I understood this much but i wanna ask , Is the solution possible without powers of two and considering something else.
@galencolin?

I mean, you can also just do the “normal way” to do binary search, as many would say. I don’t see any advantage to the power of 2 thing.

1 Like

Can you elaborate normal binary search approach ,
i mean how do we then calculate upper bound in a normal way (without power of two) and proceed further with that approach?
@galencolin

You don’t really need to calculate the upper bound. The worst-case time requirement would be for a single machine that requires 10^9 seconds, with t = 10^9. So the upper bound can be 10^{18}.

Doing it this way, though, requires you to have to be careful of overflow when doing calculations.

1 Like

Okay i will implement what you explained.Thank you so much for your time.@galencolin

I got accepted using this method.Time Complexity will be O(n) right?
because whatever the input is , it will take only 60 iterations in finding the solution(binary search),so it is a constant.
so Time Complexity will be O(n) Right?
@galencolin

I write complexities “informally”, so I would probably write it as O(n \log{10^{18}}), but O(n) is the correct mathematical complexity since 10^{18} is fixed. I personally feel like the \log{10^{18}} is too big of a constant to ignore, and it’s a significant part of the algorithm, so it seems like it should be included. But honestly, it doesn’t really matter, as long as you understand the magnitude of the number of operations done.

1 Like

log 10^18 is 60 so if we ignore it doesn’t really matter.Right?

I mean, 60 is pretty big, especially when it’s an additional factor onto some O(n\log{n}) or even O(n\sqrt{n}) algorithm

1 Like

Because 60 is more than 10 times(its adding one more zero).Right?

I guess I should clarify what I mean by “big”
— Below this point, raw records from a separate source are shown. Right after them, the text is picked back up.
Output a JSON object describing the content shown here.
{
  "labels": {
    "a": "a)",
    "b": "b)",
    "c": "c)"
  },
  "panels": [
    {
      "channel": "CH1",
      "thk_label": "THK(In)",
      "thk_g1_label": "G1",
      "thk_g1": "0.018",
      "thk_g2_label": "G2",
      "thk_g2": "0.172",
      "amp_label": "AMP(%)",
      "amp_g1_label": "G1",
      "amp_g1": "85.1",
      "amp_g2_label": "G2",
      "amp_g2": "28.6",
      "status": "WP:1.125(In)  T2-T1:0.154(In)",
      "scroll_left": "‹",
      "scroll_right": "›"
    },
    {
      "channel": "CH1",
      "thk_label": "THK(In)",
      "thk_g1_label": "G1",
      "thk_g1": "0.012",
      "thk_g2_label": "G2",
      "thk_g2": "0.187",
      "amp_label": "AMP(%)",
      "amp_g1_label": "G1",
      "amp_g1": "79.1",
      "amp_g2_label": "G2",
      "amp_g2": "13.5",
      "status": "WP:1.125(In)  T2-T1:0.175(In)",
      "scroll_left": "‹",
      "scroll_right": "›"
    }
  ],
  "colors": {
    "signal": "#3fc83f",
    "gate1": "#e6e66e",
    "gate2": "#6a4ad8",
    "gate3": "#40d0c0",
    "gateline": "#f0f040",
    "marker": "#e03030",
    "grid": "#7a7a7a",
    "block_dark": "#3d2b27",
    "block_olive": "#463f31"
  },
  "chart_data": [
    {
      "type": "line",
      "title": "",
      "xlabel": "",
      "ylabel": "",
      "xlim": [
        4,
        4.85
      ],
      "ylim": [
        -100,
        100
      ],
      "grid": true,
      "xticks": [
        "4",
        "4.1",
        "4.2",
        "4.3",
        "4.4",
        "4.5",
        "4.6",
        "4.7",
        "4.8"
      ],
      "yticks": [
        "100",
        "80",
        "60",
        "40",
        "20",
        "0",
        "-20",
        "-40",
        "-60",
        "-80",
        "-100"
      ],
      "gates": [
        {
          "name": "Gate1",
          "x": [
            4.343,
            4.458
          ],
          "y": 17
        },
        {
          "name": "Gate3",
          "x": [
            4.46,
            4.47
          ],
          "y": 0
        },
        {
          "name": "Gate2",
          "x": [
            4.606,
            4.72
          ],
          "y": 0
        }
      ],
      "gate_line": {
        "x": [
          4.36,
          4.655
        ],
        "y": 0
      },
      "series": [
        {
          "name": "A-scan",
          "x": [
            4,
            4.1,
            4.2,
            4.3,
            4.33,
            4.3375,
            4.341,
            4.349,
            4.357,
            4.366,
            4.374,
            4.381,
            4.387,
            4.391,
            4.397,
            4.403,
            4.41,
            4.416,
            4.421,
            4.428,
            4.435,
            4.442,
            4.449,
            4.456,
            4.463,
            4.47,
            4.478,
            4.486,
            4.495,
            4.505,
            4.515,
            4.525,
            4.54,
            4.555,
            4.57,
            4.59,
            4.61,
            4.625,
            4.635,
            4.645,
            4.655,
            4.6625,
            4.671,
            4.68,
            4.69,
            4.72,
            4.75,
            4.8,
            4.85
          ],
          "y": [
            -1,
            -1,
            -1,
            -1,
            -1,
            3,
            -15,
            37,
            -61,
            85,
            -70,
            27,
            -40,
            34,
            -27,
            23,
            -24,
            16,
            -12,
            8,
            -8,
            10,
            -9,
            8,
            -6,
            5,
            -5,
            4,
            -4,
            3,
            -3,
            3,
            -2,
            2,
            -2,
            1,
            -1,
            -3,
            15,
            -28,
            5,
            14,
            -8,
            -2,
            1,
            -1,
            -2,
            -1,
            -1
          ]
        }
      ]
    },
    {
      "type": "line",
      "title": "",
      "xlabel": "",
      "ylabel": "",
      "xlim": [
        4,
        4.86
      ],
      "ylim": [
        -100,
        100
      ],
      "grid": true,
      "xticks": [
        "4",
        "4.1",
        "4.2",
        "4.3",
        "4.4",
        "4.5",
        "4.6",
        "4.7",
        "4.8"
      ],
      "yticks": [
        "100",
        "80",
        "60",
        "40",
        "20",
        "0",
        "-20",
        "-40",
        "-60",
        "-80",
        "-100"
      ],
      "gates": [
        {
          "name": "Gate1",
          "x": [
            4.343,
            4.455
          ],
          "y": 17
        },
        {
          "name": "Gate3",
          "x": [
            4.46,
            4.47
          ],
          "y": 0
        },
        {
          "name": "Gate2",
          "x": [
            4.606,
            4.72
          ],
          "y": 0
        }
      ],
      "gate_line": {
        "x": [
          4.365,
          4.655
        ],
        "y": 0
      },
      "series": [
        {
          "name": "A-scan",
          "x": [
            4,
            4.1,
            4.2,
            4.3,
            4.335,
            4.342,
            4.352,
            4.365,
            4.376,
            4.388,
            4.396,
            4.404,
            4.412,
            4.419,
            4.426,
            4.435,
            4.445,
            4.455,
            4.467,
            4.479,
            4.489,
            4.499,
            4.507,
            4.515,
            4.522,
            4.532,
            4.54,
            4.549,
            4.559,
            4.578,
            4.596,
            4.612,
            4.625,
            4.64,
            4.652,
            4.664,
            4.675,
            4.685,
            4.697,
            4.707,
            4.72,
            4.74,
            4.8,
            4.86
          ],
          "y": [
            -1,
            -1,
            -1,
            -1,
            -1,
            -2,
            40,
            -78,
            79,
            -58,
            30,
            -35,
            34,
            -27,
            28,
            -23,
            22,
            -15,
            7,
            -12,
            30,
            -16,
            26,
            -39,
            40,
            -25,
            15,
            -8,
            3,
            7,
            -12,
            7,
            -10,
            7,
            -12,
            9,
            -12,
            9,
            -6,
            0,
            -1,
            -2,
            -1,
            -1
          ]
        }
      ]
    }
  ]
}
I think \log{10^{18}} is important because it’s based on a constraint on the input. 10^{18} was a derived number based on the input constraints being 10^9. If the input was instead 10^4 or something, then the corresponding \log{10^8} could also be considered important.

What’s not big is stuff like algorithmic details. For example, see the github solution. It has two O(n \log{10^{18}}) loops, but I don’t include the 2 because it’s based on the algorithm and not the input.

Uhh… I can see this getting more and more unclear by the second. I guess order-of-magnitude factor of 10 is an okay rule of thumb for “big”, since the most detail you should really put into time complexity should be some quick calculation. For example, something like “this algorithm will take around 5 \cdot 10^7 operations, which is fine for 2 seconds”. Maybe there’s some extra constant in there somewhere, maybe it’s actually half that, but it won’t matter unless you’re cutting it really close to TL.

To keep in mind, this is all my preference. You’re free to think about complexity however you want.

1 Like

I got a clear cut idea from your explaination. Thank you so much for such effort legend!

1 Like

I’m not a legend yet, we’ll see if I become red tomorrow (today in your timezone?)

1 Like

Yes Today in India’s Timezone.I wish you become red!
Can You give some tips for me to become better at solving problems @galencolin?
I am always 90% there in the solution but that i lack that 10%.
Can you give some tips so that i can improve fast?

That’s kinda interesting, what’s the 10% you usually miss?

1 Like

i lack at writing code faster like the solution is in my mind.But i lack at implementation and speed!
Any Suggestion you wanna give i will be glad!